SynchronizedCollection(Collection<E> c, Object mutex) {
  this.c = Objects.requireNonNull(c);
  this.mutex = Objects.requireNonNull(mutex);
}
//Copy Code

Next let's look at ways to add or delete changes:

   public E get(int index) {
       synchronized (mutex) {return list.get(index);}
   }
   public E set(int index, E element) {
       synchronized (mutex) {return list.set(index, element);}
   }
   public void add(int index, E element) {
       synchronized (mutex) {list.add(index, element);}
   }
   public E remove(int index) {
       synchronized (mutex) {return list.remove(index);}
   }

   public int indexOf(Object o) {
       synchronized (mutex) {return list.indexOf(o);}
   }
   public int lastIndexOf(Object o) {
       synchronized (mutex) {return list.lastIndexOf(o);}
   }

   public boolean addAll(int index, Collection<? extends E> c) {
       synchronized (mutex) {return list.addAll(index, c);}
   }
   //Note that synchronized (mutex) is not added here
   public ListIterator<E> listIterator() {
       return list.listIterator(); // Must be manually synched by user
   }

   public ListIterator<E> listIterator(int index) {
       return list.listIterator(index); // Must be manually synched by user
   }
//Copy Code

It is clear that, to make a collection thread-safe, Collocations simply wraps up the add-delete checking of parameter collections with synchronization constraints.As you can see from Vector, the first difference between them is whether they are synchronization methods or synchronization code blocks, for which the following are the differences:

1. Synchronization code blocks may have a smaller range of locks than synchronization methods, and generally the size and performance of locks are inversely proportional.
2. Synchronization blocks can more precisely control the scope of a lock (the scope of a lock is the time it is acquired and released), and the scope of a lock for a synchronization method is the entire method.

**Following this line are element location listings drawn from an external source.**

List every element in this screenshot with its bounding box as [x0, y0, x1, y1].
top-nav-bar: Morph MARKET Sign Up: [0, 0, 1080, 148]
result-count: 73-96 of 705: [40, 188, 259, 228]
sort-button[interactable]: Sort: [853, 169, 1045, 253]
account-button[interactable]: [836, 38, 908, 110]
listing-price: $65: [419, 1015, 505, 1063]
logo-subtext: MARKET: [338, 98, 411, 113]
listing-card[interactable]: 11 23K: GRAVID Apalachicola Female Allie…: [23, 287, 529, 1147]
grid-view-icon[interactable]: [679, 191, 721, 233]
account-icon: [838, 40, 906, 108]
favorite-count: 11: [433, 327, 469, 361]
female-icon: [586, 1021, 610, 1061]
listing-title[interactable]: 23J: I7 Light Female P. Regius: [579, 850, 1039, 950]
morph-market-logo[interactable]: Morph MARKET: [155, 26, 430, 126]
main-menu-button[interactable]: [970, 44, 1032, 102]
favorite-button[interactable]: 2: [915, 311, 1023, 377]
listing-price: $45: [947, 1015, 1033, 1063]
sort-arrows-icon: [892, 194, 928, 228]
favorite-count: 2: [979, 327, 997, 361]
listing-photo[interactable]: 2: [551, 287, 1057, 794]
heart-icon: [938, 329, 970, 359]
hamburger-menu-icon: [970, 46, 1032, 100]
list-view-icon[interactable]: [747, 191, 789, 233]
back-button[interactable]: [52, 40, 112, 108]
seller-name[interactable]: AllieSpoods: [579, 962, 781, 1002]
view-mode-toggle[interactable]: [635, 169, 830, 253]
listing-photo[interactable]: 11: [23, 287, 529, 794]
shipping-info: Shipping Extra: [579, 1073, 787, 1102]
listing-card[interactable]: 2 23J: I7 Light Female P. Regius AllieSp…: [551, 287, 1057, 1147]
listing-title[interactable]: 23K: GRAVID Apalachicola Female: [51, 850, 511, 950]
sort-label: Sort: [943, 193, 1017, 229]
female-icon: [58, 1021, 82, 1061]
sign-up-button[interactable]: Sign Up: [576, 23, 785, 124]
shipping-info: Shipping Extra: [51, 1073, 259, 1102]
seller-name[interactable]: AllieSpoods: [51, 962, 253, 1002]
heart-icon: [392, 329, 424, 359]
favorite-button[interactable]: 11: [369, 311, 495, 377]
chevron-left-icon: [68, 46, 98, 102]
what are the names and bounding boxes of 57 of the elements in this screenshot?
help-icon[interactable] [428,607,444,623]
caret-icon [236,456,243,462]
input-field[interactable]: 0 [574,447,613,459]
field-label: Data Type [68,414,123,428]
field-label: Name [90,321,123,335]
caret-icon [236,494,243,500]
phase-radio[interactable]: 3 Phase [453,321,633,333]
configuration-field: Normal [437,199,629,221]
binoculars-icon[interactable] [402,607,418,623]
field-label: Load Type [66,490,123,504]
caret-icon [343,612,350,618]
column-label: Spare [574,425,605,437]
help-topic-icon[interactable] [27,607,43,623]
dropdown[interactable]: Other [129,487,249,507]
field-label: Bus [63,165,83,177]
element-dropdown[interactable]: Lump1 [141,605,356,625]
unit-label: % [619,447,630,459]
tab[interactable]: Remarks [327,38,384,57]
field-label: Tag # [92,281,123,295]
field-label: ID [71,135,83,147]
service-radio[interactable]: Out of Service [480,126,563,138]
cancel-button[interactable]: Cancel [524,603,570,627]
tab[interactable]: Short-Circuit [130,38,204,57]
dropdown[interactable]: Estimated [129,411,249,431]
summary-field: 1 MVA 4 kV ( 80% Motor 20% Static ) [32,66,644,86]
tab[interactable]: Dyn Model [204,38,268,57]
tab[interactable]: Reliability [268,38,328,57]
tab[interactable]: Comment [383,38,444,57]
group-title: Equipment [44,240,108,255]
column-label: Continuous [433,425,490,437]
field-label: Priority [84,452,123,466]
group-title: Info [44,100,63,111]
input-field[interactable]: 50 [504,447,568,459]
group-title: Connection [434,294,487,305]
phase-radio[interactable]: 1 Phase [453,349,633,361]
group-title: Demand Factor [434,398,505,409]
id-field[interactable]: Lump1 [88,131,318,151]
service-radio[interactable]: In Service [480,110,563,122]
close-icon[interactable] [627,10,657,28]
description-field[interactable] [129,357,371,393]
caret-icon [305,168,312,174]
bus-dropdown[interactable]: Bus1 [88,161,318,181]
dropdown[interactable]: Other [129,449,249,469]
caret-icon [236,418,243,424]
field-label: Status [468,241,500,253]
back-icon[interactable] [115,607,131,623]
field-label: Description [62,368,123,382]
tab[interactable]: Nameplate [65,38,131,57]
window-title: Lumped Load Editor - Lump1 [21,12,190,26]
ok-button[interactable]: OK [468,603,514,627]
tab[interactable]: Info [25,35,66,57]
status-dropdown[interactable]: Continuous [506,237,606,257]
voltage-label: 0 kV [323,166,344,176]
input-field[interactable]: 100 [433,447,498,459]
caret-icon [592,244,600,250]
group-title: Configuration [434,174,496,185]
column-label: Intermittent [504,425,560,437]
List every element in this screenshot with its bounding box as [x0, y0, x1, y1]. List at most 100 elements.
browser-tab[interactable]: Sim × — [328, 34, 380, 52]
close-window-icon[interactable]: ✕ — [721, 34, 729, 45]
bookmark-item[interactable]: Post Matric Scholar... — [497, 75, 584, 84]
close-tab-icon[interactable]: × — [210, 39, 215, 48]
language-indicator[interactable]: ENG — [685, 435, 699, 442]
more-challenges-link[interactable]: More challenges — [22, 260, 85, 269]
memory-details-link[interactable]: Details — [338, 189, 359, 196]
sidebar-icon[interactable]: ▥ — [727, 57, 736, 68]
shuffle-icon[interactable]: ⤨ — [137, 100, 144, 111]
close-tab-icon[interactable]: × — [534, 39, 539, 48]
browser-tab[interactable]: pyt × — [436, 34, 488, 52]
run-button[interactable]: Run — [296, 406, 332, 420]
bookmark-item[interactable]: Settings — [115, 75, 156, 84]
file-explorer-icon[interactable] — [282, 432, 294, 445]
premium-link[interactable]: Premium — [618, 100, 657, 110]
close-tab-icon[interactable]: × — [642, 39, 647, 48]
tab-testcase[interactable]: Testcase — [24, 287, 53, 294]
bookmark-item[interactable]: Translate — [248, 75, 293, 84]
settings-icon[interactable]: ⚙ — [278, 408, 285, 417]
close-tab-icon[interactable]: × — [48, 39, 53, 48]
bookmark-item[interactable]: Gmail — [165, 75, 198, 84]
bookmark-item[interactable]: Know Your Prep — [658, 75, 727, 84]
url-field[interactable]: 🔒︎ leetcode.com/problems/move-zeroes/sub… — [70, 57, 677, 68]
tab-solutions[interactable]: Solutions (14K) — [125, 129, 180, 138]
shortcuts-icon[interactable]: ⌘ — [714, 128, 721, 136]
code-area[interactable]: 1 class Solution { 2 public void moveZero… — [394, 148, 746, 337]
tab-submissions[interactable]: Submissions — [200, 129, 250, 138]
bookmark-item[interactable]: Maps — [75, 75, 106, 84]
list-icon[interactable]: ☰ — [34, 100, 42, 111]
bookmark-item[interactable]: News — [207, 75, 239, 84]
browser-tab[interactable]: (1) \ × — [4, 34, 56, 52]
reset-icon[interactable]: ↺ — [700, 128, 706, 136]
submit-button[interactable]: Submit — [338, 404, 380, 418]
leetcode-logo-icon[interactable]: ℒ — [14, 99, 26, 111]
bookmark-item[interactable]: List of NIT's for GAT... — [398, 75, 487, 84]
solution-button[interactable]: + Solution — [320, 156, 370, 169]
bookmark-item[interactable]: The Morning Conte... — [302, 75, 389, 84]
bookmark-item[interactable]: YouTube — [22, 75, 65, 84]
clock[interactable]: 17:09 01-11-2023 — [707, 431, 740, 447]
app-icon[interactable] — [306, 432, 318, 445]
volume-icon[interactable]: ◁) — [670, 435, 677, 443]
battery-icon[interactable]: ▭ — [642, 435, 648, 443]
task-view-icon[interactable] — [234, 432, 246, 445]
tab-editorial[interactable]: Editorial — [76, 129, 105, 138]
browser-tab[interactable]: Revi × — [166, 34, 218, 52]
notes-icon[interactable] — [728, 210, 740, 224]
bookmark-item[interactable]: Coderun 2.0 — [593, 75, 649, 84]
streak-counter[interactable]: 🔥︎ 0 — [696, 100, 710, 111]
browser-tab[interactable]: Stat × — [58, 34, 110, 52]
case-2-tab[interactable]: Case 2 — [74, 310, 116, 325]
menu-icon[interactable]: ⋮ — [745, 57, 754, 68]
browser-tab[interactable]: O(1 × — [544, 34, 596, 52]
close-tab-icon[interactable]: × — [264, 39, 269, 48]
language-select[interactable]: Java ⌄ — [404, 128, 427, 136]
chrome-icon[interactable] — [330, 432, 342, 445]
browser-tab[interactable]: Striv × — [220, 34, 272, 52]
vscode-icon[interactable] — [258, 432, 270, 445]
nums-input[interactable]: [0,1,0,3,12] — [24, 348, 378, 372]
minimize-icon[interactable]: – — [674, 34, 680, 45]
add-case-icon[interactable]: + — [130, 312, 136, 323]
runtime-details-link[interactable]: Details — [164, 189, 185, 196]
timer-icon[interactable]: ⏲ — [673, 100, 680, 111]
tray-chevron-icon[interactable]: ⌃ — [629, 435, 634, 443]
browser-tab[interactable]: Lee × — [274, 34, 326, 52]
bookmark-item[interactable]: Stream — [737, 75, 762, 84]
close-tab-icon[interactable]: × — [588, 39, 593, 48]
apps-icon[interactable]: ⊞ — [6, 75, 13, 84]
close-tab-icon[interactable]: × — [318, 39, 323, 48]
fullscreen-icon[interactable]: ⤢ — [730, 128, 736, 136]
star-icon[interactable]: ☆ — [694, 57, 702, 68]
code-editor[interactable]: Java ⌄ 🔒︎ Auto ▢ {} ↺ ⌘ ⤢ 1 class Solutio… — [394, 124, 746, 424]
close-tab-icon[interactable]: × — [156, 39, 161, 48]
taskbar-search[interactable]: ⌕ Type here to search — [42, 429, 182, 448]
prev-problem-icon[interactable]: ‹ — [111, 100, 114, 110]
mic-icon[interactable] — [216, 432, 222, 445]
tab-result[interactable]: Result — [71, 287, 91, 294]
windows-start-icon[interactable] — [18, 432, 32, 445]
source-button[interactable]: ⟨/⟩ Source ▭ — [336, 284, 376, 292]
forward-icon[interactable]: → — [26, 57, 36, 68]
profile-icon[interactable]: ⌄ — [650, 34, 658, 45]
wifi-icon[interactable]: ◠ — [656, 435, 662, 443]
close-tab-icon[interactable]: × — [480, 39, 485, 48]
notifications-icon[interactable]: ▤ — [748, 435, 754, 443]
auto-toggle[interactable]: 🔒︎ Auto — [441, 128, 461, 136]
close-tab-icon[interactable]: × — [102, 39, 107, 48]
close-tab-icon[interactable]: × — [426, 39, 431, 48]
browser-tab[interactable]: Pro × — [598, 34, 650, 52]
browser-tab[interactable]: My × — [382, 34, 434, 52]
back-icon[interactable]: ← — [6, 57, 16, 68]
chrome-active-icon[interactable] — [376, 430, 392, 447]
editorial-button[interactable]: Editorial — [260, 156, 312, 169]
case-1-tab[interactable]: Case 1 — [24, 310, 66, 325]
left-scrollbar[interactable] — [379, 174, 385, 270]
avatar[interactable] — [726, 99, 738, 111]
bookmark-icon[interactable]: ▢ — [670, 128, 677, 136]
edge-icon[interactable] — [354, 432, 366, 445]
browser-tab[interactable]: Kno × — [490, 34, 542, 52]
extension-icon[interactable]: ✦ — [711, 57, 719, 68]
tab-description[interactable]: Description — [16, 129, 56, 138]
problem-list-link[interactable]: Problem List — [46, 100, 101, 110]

As you can see from the two methods above, ``Collections.synchronizedList(arrayList); the resulting synchronized collection looks more efficient, but this difference is not obvious on Vector and Array List because their add s methods have roughly the same internal implementation.Vectors cannot specify lock objects like SynchronizedList` in terms of construction parameters.

We also see that the SynchronizedList does not lock the iterator, but looking at Vector's iterator method is really chained, so we need to do synchronization manually when using SynchronizedList's iterator:

  synchronized (list) {
    Iterator i = list.iterator(); // Must be in synchronized block
    while (i.hasNext())
        foo(i.next());
 }
//Copy Code

Here we can summarize three differences between SynchronizedList and Vector:

1. As a wrapper class, SynchronizedList has good extensibility and compatibility.All List subclasses can be converted to thread-safe classes.
2. Use SynchronizedList's Get Iterator to manually synchronize traversal without Vector.
3. SynchronizedList can specify the locked object by parameter, while Vector can only be the object itself.

summary

This article is a supplement to the List family, following the source analysis of ArrayList and LinkedList.We analyzed

1. The difference between Vector and Array List.
2. The difference between ArrayList and LinkedList leads to the definition of RandomAccess, which demonstrates that traversing LinkedList using a for loop is inefficient.
3. Stack inherits from Vector and is thread safe, but it's also older.An interview question implementing a simple Stack class is then analyzed.
4. Finally, we summarize three differences between SynchronizedList and Vector in terms of thread security.

These knowledge seem to be questions that interviewers like to ask, but also issues that are easy to ignore in normal work.Through this article, make a corresponding summary in case of a rainy day.